Similarly, the Shahabah (raa) were Arabs. They mastered the Arabic language naturally, witnessed the revelation and lived and interacted with the Prophet (saaw). All of these factors gave them the natural capability to understand the text and derive rules from it. This process was done by them naturally based on specific rules and not in a haphazard way. They did not need to write down these rules because the knowledge of the styles and rules of Arabic and Usul-ul Fiqh naturally to them. Afterwards, for many reasons beyond the scope of the review, scholars realized the necessity of writing down the rules of Usul-ul Fiqh, Arabic grammar, Arabic poetry, and other topics. Thus, the rules of Usul-ul Fiqh were not invented by them; they were simply written by them.
The scholars did not write and compile these rules for people to ignore them, but unfortunately today many claims seem to indicate otherwise. First, there is the claim that Usul-ul Fiqh was not necessary at all, and it was a Bidah that complicated the process of understanding the text. The second claim which is very often repeated is that Muslims are not bound to it and that these rules must change in order to evolve Usul-ul Fiqh. Another claim states that the Usul-ul Fiqh developed after the Sahabah, and each of the different Madhabs invented a new source. Thus the Tabi'een carried the existing legacy of the Sahabah and carried it to another level leading to Ijma. And following them, Ahlul Ra'ee developed Qiyas, and the Hanafi school developed Istihsan.

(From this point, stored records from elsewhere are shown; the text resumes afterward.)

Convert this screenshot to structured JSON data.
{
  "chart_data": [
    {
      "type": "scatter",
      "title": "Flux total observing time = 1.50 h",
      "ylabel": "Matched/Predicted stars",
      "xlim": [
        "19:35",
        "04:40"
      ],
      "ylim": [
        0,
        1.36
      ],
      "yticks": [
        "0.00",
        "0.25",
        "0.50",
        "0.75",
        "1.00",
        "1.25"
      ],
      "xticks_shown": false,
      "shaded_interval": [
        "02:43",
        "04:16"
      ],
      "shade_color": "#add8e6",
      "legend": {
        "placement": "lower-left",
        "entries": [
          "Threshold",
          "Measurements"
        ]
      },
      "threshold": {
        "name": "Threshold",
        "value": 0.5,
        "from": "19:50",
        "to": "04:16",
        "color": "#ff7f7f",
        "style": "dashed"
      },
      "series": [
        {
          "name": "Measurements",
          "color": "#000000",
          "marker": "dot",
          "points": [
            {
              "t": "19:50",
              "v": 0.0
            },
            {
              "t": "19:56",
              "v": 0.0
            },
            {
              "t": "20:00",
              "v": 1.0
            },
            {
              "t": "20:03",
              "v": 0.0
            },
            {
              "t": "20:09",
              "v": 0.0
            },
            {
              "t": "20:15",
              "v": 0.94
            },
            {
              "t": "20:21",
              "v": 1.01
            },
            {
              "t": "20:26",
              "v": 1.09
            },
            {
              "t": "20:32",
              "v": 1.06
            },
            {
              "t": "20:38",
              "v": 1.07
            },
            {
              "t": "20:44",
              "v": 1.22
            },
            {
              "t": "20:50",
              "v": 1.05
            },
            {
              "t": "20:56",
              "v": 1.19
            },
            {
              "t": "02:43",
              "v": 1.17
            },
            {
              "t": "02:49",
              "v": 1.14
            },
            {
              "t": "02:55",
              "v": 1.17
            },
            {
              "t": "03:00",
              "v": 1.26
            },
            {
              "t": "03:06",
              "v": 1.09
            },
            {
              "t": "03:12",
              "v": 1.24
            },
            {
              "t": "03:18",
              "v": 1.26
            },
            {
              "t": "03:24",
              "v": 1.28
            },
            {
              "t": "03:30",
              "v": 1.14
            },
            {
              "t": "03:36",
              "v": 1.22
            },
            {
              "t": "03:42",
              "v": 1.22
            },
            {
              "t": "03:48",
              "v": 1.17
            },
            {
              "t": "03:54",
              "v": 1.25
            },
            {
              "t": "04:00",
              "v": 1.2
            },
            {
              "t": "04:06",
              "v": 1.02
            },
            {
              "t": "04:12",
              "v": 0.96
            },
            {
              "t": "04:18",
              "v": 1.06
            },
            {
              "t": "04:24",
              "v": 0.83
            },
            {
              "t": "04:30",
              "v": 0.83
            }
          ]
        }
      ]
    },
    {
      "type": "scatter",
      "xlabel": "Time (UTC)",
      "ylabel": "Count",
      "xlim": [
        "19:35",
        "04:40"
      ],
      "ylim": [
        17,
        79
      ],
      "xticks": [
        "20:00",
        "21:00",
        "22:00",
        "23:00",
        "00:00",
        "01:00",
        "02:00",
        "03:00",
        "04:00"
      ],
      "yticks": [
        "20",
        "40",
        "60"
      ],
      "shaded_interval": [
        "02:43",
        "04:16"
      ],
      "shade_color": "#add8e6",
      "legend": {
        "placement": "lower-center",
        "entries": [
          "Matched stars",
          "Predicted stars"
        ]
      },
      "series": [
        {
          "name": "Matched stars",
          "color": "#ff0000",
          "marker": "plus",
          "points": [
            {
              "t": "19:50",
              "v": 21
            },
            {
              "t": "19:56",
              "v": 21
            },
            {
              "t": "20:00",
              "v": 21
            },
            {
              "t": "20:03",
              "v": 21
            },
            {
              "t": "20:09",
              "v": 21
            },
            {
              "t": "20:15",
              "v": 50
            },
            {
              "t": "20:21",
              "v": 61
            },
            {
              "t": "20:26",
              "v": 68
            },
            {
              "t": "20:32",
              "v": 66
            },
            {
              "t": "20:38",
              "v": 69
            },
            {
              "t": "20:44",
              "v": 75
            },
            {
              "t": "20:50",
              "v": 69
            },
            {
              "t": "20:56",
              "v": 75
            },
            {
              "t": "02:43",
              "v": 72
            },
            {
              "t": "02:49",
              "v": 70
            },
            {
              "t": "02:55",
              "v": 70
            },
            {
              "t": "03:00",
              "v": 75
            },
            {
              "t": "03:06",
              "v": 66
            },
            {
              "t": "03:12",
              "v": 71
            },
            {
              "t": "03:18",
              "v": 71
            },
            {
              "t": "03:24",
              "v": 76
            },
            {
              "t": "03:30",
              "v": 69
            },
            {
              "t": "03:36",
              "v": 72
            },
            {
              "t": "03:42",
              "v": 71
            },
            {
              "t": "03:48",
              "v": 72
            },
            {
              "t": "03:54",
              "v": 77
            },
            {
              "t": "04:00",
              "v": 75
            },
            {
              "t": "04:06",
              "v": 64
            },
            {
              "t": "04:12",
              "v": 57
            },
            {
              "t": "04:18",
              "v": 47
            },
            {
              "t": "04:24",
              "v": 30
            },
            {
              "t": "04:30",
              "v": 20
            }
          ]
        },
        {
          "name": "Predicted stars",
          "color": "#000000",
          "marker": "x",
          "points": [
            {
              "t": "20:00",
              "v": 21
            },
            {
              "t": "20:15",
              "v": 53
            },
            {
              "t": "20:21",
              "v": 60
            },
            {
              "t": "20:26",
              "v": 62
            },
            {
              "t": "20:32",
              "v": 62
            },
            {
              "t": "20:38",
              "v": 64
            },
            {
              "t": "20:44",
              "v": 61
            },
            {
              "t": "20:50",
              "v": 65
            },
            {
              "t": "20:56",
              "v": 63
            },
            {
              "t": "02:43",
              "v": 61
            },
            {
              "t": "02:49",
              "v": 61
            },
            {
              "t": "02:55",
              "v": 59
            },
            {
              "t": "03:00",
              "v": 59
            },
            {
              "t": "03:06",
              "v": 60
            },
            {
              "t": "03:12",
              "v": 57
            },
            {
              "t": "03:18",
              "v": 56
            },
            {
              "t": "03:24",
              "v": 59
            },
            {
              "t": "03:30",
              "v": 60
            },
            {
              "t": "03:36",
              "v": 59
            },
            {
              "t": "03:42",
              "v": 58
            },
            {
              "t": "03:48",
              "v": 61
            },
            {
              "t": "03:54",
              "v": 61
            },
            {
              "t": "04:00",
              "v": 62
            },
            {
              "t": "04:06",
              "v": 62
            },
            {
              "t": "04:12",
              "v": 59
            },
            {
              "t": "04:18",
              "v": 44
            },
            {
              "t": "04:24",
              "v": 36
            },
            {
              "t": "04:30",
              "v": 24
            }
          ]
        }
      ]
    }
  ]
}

All of these claims are wrong. The Sahabah were bound to specific rules, and these rules are similar to the rules of Arabic grammar that cannot be ignored. Furthermore, these rules cannot be changed to accomodate any Fiqh pre-determined by the mind. The Usul is the first step needed to take the second step of understanding and shaping Fiqh, and the first step cannot be defined by the second. Finally, claiming that each school invented a new source to serve their purpose is absurd. All of these Imams believe in Allah and the message He sent. They realized that their role was to understand the text, and none of them could adopt a source based upon their own preset judgment. Thinking otherwise would mean that those Imams are not worth consideration and the entire issue of Ijtihad, Fiqh and Usul-ul Fiqh was a game.
Thus it is very important to study Usul-ul Fiqh in order to define and to shape our thinking. And studying Usul-ul Fiqh necessitates studying the original books that deal with this branch of Islamic culture. The Risala is among those books that deserve the highest consideration.